Quando a dicembre Kelly Gibson, un’insegnante di inglese americana delle superiori, si è imbattuta per la prima volta in ChatGpt, l’ansia esistenziale non ci ha messo molto a prendere il sopravvento. Mentre internet celebrava i testi solo in apparenza sofisticati prodotti dal chatbot di intelligenza artificiale (Ai) in risposta alle richieste degli utenti, molti docenti erano meno entusiasti. Se chiunque poteva chiedere a ChatGpt di “scrivere 300 parole sul significato del semaforo verde ne Il Grande Gatsby“, cosa avrebbe impedito agli studenti di far svolgere al bot i compiti al loro posto? In breve, hanno iniziato a circolare diverse teorie sull’arrivo di una nuova era contrassegnata da studenti che copiano di continuo o addirittura sulla fine dei temi scolastici e dell’istruzione: “Ho pensato: ‘Oh mio Dio, questo è letteralmente quello che insegno io‘”, racconta Gibson.

Ma in mezzo al panico, alcuni insegnanti intraprendenti vedono il ChatGpt come un’opportunità per ridisegnare la didattica e plasmare il futuro delle classi. Tra questi c’è anche Gibson. Dopo aver smaltito l’allarmismo iniziale, la docente ha passato le vacanze di Natale a trafficare con ChatGpt, trovando il modo di incorporarlo nelle sue lezioni. Ora, per esempio, potrebbe chiedere ai suoi studenti di generare un testo con ChatGpt e poi di modificarlo trovando gli errori del chatbot o migliorando il suo stile di scrittura. Gibson, che insegna da 25 anni, lo paragona ai più familiari strumenti tecnologici che migliorano, senza sostituire, la didattica e il pensiero critico: “Non so ancora come farlo bene, ma voglio che i chatbot Ai diventino come calcolatrici per la scrittura“, spiega.

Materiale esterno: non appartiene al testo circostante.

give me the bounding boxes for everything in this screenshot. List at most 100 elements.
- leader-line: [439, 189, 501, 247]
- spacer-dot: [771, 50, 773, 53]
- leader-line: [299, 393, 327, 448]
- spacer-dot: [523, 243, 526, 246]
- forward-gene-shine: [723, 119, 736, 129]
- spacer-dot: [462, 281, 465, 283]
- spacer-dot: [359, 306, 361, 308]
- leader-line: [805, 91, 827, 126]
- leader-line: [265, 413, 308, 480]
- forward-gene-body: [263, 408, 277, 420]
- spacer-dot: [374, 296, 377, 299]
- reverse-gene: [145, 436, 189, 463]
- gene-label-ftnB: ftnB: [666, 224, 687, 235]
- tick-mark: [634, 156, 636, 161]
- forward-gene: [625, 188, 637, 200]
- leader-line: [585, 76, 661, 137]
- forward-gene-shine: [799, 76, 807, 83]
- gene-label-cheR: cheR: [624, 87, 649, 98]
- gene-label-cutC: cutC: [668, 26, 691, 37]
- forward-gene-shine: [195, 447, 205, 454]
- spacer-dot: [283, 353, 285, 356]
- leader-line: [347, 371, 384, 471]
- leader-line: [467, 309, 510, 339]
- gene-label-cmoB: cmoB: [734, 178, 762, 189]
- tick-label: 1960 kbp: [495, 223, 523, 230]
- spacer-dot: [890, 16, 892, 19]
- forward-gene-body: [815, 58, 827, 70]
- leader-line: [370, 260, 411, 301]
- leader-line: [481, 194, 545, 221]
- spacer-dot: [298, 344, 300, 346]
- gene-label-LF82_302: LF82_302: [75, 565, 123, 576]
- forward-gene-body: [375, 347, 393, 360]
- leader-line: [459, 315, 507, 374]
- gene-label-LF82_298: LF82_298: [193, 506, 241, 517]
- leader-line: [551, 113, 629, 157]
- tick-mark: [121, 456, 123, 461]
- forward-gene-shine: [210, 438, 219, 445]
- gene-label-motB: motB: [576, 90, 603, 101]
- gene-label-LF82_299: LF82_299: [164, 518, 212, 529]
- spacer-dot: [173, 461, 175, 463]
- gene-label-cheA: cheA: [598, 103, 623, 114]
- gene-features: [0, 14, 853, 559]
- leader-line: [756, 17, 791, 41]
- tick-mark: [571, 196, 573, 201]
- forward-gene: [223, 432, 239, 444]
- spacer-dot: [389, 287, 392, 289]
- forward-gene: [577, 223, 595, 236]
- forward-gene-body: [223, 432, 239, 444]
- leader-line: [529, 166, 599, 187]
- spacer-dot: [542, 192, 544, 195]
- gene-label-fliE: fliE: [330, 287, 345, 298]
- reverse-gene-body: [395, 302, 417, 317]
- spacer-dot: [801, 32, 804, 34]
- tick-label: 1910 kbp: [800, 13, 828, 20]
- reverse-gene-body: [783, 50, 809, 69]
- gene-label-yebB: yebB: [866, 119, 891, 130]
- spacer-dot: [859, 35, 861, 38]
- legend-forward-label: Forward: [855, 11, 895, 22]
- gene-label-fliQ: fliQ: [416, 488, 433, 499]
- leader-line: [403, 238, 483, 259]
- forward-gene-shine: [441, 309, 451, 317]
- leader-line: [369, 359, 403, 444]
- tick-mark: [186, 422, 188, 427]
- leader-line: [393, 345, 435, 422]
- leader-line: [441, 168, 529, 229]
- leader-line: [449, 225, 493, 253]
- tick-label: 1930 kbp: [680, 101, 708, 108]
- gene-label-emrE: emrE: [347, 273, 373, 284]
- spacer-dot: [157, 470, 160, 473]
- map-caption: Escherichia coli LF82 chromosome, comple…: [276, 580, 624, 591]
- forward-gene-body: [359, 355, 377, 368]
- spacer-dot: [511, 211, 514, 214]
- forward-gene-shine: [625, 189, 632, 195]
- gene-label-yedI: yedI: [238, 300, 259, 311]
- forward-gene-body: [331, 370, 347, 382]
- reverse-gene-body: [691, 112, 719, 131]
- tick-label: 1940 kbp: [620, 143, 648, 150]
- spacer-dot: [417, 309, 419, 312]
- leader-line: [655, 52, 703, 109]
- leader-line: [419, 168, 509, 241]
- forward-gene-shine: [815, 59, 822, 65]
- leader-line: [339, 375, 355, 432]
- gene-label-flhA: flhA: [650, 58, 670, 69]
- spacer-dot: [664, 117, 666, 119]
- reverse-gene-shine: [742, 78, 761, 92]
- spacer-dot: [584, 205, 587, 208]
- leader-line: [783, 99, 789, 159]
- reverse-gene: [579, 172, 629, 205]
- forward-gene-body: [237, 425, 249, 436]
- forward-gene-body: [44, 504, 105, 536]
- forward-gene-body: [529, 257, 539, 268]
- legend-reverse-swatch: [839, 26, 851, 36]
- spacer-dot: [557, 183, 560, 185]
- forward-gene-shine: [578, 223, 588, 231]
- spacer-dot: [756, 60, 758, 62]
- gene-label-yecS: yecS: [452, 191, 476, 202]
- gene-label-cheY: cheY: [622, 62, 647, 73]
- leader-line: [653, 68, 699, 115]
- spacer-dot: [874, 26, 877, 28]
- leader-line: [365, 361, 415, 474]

La visione di Gibson di ChatGpt come strumento didattico fa emergere una questione cruciale: , nonostante sia in grado di scrivere testi simili a quelli delle persone, ChatGpt non ha l’intelligenza degli esseri umani. È una macchina statistica che a volte può rigurgitare o creare falsità e spesso ha bisogno di una guida e di ulteriori modifiche per fare le cose per bene.

Cambiare la prospettiva

A prescindere da questi limiti, Gibson è convinta di avere la responsabilità di portare ChatGpt in classe. La docente insegna in una zona dell’Oregon prevalentemente rurale, a basso reddito e popolata prevalentemente da persone bianche. Se gli unici studenti che possono fare esperienza con il bot sono quelli che hanno accesso a dispositivi connessi a internet a casa questo potrebbe il divario digitale potrebbe allargarsi ulteriormente

Altri docenti – che come Gibson rifiutano l’idea secondo cui ChatGpt  scatenerà un’apocalisse nel mondo dell’istruzione – suggeriscono che invece di portare alla fine dell’istruzione il chatbot potrebbe attirare l’attenzione sui problemi già presenti nel sistema: “Un altro modo di pensare alla cosa non è come trovare nuove forme di valutazione, ma piuttosto quali sono le nostre priorità attuali nell’istruzione. È possibile che non funzionino più“, dice Alex Taylor, ricercatore e docente che insegna l’interazione uomo-macchina alla City University di Londra.